At first, and perhaps to the last, I pitied him exceedingly. But my pity soon ceased to be mingled with respect. Before the arrival of Mr. Wyndham he had shown himself generous, indeed magnanimous. But never was there so painful an overthrow of a noble nature as manifested itself in him. I believe that he had not himself suspected the strength of his passion; and the sole resource for him, as I said often, was to quit the city--to engage in active pursuits of enterprise, of ambition, or of science. But he heard me as a somnambulist might have heard me--dreaming with his eyes open.

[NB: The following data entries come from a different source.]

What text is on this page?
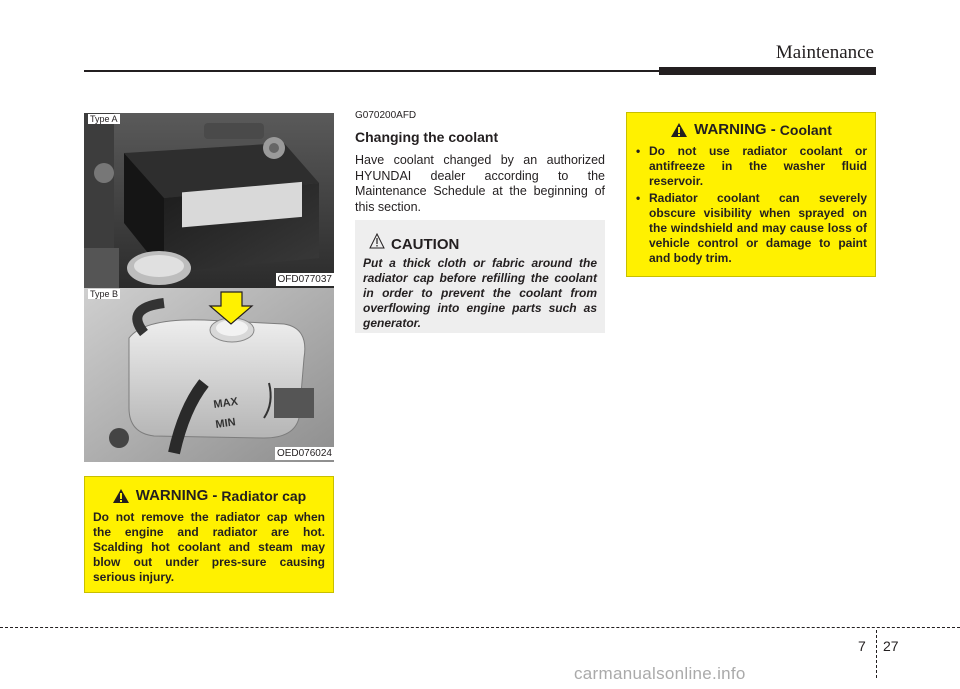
Maintenance
Type A
OFD077037
MAX
MIN
Type B
OED076024
WARNING - Radiator cap
Do not remove the radiator cap when the engine and radiator are hot. Scalding hot coolant and steam may blow out under pres-sure causing serious injury.
G070200AFD
Changing the coolant
Have coolant changed by an authorized HYUNDAI dealer according to the Maintenance Schedule at the beginning of this section.
CAUTION
Put a thick cloth or fabric around the radiator cap before refilling the coolant in order to prevent the coolant from overflowing into engine parts such as generator.
WARNING - Coolant
• Do not use radiator coolant or antifreeze in the washer fluid reservoir.
• Radiator coolant can severely obscure visibility when sprayed on the windshield and may cause loss of vehicle control or damage to paint and body trim.
7 27
carmanualsonline.info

Sometimes he had fits of reverie, starting, fearful, agitated; sometimes he broke out into maniacal movements of wrath, invoking some absent person, praying, beseeching, menacing some air-wove phantom; sometimes he slunk into solitary corners, muttering to himself, and with gestures sorrowfully significant, or with tones and fragments of expostulation that moved the most callous to compassion. Still he turned a deaf ear to the only practical counsel that had a chance for reaching his ears. Like a bird under the fascination of a rattlesnake, he would not summon up the energies of his nature to make an effort at flying away.

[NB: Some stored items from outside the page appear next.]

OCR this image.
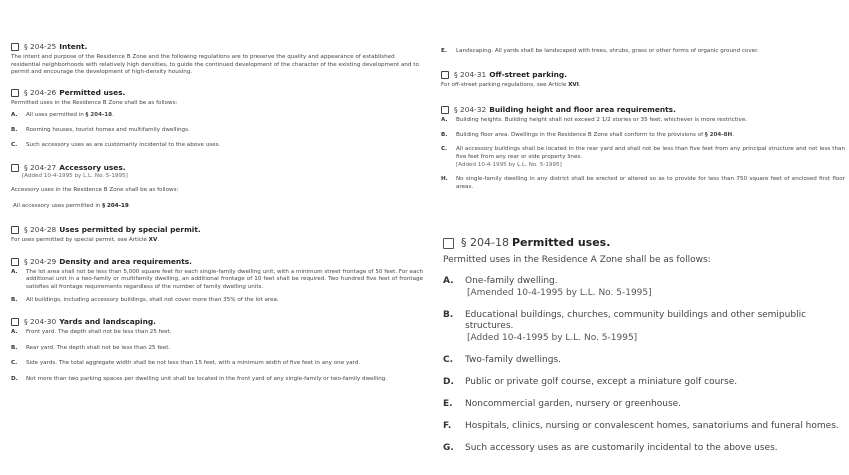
§ 204-25 Intent.
The intent and purpose of the Residence B Zone and the following regulations are to preserve the quality and appearance of established residential neighborhoods with relatively high densities, to guide the continued development of the character of the existing development and to permit and encourage the development of high-density housing.
§ 204-26 Permitted uses.
Permitted uses in the Residence B Zone shall be as follows:
A.	All uses permitted in § 204-18.
B.	Rooming houses, tourist homes and multifamily dwellings.
C.	Such accessory uses as are customarily incidental to the above uses.
§ 204-27 Accessory uses.
[Added 10-4-1995 by L.L. No. 5-1995]
Accessory uses in the Residence B Zone shall be as follows:
All accessory uses permitted in § 204-19.
§ 204-28 Uses permitted by special permit.
For uses permitted by special permit, see Article XV.
§ 204-29 Density and area requirements.
A.	The lot area shall not be less than 5,000 square feet for each single-family dwelling unit, with a minimum street frontage of 50 feet. For each additional unit in a two-family or multifamily dwelling, an additional frontage of 10 feet shall be required. Two hundred five feet of frontage satisfies all frontage requirements regardless of the number of family dwelling units.
B.	All buildings, including accessory buildings, shall not cover more than 35% of the lot area.
§ 204-30 Yards and landscaping.
A.	Front yard. The depth shall not be less than 25 feet.
B.	Rear yard. The depth shall not be less than 25 feet.
C.	Side yards. The total aggregate width shall be not less than 15 feet, with a minimum width of five feet in any one yard.
D.	Not more than two parking spaces per dwelling unit shall be located in the front yard of any single-family or two-family dwelling.
E.	Landscaping. All yards shall be landscaped with trees, shrubs, grass or other forms of organic ground cover.
§ 204-31 Off-street parking.
For off-street parking regulations, see Article XVI.
§ 204-32 Building height and floor area requirements.
A.	Building heights. Building height shall not exceed 2 1/2 stories or 35 feet, whichever is more restrictive.
B.	Building floor area. Dwellings in the Residence B Zone shall conform to the provisions of § 204-8H.
C.	All accessory buildings shall be located in the rear yard and shall not be less than five feet from any principal structure and not less than five feet from any rear or side property lines.
[Added 10-4-1995 by L.L. No. 5-1995]
H.	No single-family dwelling in any district shall be erected or altered so as to provide for less than 750 square feet of enclosed first floor areas.
§ 204-18 Permitted uses.
Permitted uses in the Residence A Zone shall be as follows:
A.	One-family dwelling.
[Amended 10-4-1995 by L.L. No. 5-1995]
B.	Educational buildings, churches, community buildings and other semipublic structures.
[Added 10-4-1995 by L.L. No. 5-1995]
C.	Two-family dwellings.
D.	Public or private golf course, except a miniature golf course.
E.	Noncommercial garden, nursery or greenhouse.
F.	Hospitals, clinics, nursing or convalescent homes, sanatoriums and funeral homes.
G.	Such accessory uses as are customarily incidental to the above uses.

"Begone, while it is time!" said others, as well as myself; for more than I saw enough to fear some fearful catastrophe. "Lead us not into temptation!" said his confessor to him in my hearing (for, though Prussians, the Von Harrelsteins were Roman Catholics), "lead us not into temptation!--that is our daily prayer to God. Then, my son, being led into temptation, do not you persist in courting, nay, almost tempting temptation.

Try the effects of absence, though but for a month." The good father even made an overture toward imposing a penance upon him, that would have involved an absence of some duration. But he was obliged to desist; for he saw that, without effecting any good, he would merely add spiritual disobedience to the other offenses of the young man. Ferdinand himself drew his attention to THIS; for he said: "Reverend father! do not you, with the purpose of removing me from temptation, be yourself the instrument for tempting me into a rebellion against the church. Do not you weave snares about my steps; snares there are already, and but too many." The old man sighed, and desisted.

Then came--But enough! From pity, from sympathy, from counsel, and from consolation, and from scorn--from each of these alike the poor stricken deer "recoiled into the wilderness;" he fled for days together into solitary parts of the forest; fled, as I still hoped and prayed, in good earnest and for a long farewell; but, alas! no: still he returned to the haunts of his ruined happiness and his buried hopes, at each return looking more like the wreck of his former self; and once I heard a penetrating monk observe, whose convent stood near the city gates: "There goes one ready equally for doing or suffering, and of whom we shall soon hear that he is involved in some great catastrophe--it may be of deep calamity--it may be of memorable guilt."

So stood matters among us. January was drawing to its close; the weather was growing more and more winterly; high winds, piercingly cold, were raving through our narrow streets; and still the spirit of social festivity bade defiance to the storms which sang through our ancient forests. From the accident of our magistracy being selected from the tradesmen of the city, the hospitalities of the place were far more extensive than would otherwise have happened; for every member of the corporation gave two annual entertainments in his official character.

And such was the rivalship which prevailed, that often one quarter of the year's income was spent upon these galas. Nor was any ridicule thus incurred; for the costliness of the entertainment was understood to be an expression of OFFICIAL pride, done in honor of the city, not as an effort of personal display. It followed, from the spirit in which these half-yearly dances originated, that, being given on the part of the city, every stranger of rank was marked out as a privileged guest, and the hospitality of the community would have been equally affronted by failing to offer or by failing to accept the invitation.